Ao contrário dos EUA, onde a Constituição é uma costura sofisticada que une e estabelece as regras comuns para unidades federativas,  soberanas nos mais diversos assuntos, no Brasil, a Constituição atual, bem como várias de suas antecessoras, apresenta uma miscelânea de temas que vão desde a formatação de nosso sistema político até regras sobre direito trabalhista. Não é à toa que tantos processos esdrúxulos chegam no Supremo Tribunal Federal, Corte que deveria se restringir a examinar casos relacionados à nossa carta-magna. Dia desses, lá estavam os doutos Ministros a debater sobre quem seria o campeão brasileiro de futebol de 1987.

Chamada de “cidadã” por Ulisses Guimarães, a Constituição de 1988 é uma colcha de retalhos de caráter intervencionista e socializante. Roberto Campos, um dos mais importantes pensadores do liberalismo brasileiro, descreveu o texto produzido pela Assembleia Constituinte como “anacrônico, escrito pelo retrovisor, prolixo em direitos e ascético em deveres”, a “culminância de uma década de erros”.

Passados vinte e nove anos desde sua promulgação, o resultado está aí.
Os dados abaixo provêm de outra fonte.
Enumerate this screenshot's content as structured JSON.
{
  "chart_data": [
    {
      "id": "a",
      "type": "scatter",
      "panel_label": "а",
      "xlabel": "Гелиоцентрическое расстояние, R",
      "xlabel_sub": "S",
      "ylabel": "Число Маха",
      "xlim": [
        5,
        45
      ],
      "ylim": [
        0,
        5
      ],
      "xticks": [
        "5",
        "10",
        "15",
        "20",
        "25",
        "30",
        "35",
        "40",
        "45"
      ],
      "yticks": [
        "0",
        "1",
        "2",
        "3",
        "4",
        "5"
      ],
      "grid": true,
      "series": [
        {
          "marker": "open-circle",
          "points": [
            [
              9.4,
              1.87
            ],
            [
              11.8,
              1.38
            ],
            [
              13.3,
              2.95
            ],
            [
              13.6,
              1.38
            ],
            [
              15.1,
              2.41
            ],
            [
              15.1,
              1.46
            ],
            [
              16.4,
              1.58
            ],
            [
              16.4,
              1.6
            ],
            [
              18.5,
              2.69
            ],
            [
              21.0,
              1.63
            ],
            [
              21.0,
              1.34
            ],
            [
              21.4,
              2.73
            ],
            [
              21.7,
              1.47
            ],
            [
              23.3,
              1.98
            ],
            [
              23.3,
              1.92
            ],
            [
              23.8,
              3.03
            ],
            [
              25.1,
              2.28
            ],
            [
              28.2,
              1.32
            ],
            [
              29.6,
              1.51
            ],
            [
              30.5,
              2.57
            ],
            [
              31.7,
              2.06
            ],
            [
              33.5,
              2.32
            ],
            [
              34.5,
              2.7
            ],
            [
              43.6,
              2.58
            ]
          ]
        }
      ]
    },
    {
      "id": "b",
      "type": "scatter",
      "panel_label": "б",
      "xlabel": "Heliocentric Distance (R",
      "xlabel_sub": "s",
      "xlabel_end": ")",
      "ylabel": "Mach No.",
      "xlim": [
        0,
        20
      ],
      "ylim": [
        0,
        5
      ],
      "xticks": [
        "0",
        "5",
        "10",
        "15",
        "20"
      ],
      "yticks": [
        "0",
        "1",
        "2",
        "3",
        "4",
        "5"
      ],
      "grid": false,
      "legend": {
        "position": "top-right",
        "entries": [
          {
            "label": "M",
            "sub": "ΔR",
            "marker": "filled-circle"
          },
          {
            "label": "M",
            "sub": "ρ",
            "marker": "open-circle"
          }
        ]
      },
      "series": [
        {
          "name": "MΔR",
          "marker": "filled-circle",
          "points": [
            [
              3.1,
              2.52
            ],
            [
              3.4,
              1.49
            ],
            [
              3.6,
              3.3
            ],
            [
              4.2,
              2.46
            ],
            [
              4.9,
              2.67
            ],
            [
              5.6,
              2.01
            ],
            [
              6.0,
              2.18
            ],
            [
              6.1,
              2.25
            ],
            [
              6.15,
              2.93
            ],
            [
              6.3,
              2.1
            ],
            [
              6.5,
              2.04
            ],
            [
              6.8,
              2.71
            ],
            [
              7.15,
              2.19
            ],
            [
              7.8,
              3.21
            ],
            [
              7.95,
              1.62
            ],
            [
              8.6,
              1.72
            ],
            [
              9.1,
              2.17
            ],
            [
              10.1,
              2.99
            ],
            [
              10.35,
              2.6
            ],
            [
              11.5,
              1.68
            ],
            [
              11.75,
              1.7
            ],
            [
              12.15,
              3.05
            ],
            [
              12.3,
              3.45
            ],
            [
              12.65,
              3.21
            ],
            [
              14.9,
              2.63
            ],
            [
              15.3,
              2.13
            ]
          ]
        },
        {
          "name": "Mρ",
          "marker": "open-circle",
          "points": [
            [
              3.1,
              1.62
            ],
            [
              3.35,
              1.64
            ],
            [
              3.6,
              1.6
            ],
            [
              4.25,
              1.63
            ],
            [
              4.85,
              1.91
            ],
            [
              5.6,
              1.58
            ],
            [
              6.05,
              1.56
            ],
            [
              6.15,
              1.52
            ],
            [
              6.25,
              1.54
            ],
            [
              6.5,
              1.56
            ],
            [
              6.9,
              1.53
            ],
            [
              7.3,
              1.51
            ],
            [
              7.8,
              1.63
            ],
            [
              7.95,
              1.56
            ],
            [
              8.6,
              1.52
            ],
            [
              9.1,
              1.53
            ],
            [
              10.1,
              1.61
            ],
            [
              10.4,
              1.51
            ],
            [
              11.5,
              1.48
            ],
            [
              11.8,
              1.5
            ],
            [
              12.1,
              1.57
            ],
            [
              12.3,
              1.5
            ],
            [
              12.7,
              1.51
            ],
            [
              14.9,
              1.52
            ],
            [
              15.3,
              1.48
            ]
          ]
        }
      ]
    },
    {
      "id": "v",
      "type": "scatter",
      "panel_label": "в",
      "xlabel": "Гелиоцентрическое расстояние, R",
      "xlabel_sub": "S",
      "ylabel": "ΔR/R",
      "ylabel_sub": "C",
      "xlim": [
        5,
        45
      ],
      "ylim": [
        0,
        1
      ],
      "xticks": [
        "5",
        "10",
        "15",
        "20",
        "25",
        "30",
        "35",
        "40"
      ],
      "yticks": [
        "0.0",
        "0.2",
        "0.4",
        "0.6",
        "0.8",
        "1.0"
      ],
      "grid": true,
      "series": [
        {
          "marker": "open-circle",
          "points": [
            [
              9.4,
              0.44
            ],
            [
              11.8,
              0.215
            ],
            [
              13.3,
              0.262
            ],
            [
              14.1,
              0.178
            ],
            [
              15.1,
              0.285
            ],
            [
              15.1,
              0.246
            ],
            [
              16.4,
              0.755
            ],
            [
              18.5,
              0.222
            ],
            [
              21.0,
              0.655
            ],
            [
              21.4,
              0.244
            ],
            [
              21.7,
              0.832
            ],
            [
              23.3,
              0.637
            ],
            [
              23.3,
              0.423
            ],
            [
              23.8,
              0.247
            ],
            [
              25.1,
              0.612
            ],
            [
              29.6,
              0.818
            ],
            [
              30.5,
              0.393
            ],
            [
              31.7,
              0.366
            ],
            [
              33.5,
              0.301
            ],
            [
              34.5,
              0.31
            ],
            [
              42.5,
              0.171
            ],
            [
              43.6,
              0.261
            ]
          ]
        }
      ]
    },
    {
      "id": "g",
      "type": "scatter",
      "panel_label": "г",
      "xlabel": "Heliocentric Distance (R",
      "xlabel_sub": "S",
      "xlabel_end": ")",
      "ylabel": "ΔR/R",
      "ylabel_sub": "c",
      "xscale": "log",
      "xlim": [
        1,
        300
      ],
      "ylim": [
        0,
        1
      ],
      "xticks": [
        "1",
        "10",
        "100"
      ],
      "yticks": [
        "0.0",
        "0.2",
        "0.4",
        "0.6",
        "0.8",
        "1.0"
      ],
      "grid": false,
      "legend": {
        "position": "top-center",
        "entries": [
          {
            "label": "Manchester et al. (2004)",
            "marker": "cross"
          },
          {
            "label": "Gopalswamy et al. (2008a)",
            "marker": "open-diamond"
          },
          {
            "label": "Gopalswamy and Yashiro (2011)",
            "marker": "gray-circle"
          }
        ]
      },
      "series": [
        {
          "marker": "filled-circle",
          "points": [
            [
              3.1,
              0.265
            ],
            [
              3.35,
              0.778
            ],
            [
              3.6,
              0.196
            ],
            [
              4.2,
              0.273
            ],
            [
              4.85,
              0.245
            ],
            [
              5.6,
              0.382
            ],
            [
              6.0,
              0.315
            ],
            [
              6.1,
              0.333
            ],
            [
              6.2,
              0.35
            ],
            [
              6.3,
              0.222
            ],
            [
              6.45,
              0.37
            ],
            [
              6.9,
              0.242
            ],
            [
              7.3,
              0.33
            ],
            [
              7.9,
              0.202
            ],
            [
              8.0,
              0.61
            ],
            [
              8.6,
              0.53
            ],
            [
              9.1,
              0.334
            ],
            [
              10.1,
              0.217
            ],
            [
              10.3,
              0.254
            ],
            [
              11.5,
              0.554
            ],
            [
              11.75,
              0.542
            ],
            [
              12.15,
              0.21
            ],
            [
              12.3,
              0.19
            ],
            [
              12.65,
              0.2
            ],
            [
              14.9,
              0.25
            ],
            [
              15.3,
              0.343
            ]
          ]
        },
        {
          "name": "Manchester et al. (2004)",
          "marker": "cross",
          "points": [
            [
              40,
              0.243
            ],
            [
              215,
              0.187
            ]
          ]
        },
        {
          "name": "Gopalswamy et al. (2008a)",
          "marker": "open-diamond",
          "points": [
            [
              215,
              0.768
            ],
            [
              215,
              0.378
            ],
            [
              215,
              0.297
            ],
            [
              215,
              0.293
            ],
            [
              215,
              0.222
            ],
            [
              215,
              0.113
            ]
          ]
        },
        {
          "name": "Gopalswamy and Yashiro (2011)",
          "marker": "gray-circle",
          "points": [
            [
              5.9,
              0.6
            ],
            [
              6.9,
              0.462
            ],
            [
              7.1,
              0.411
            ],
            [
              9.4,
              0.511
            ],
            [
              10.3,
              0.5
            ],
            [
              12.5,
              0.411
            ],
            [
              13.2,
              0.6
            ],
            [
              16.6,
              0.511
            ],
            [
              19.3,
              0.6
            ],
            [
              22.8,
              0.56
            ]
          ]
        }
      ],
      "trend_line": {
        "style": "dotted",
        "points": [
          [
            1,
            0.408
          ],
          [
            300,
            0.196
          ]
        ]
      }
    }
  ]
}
A colcha de retalhos foi ampliada com nada menos que noventa e sete Emendas Constitucionais. Uma média de três Emendas por ano. A última, que estabelece novas regras para coligações partidárias e cláusula de barreira para as legendas, foi aprovada ainda nesta semana. Já tivemos até Emenda Constitucional sobre Vaquejada

Ao invés de resguardar a lei maior, possibilitando assim o surgimento da segurança jurídica genuína que só a estabilidade pode prover, preferimos reescrevê-la e adaptá-la casuisticamente, atendendo as necessidades prementes no momento. Não há futuro auspicioso para um texto que já nasceu ruim e continua a ser alterado para pior. A Constituição, que deveria estabelecer nossa ordem legal, virou apenas o regimento maior do nosso atraso.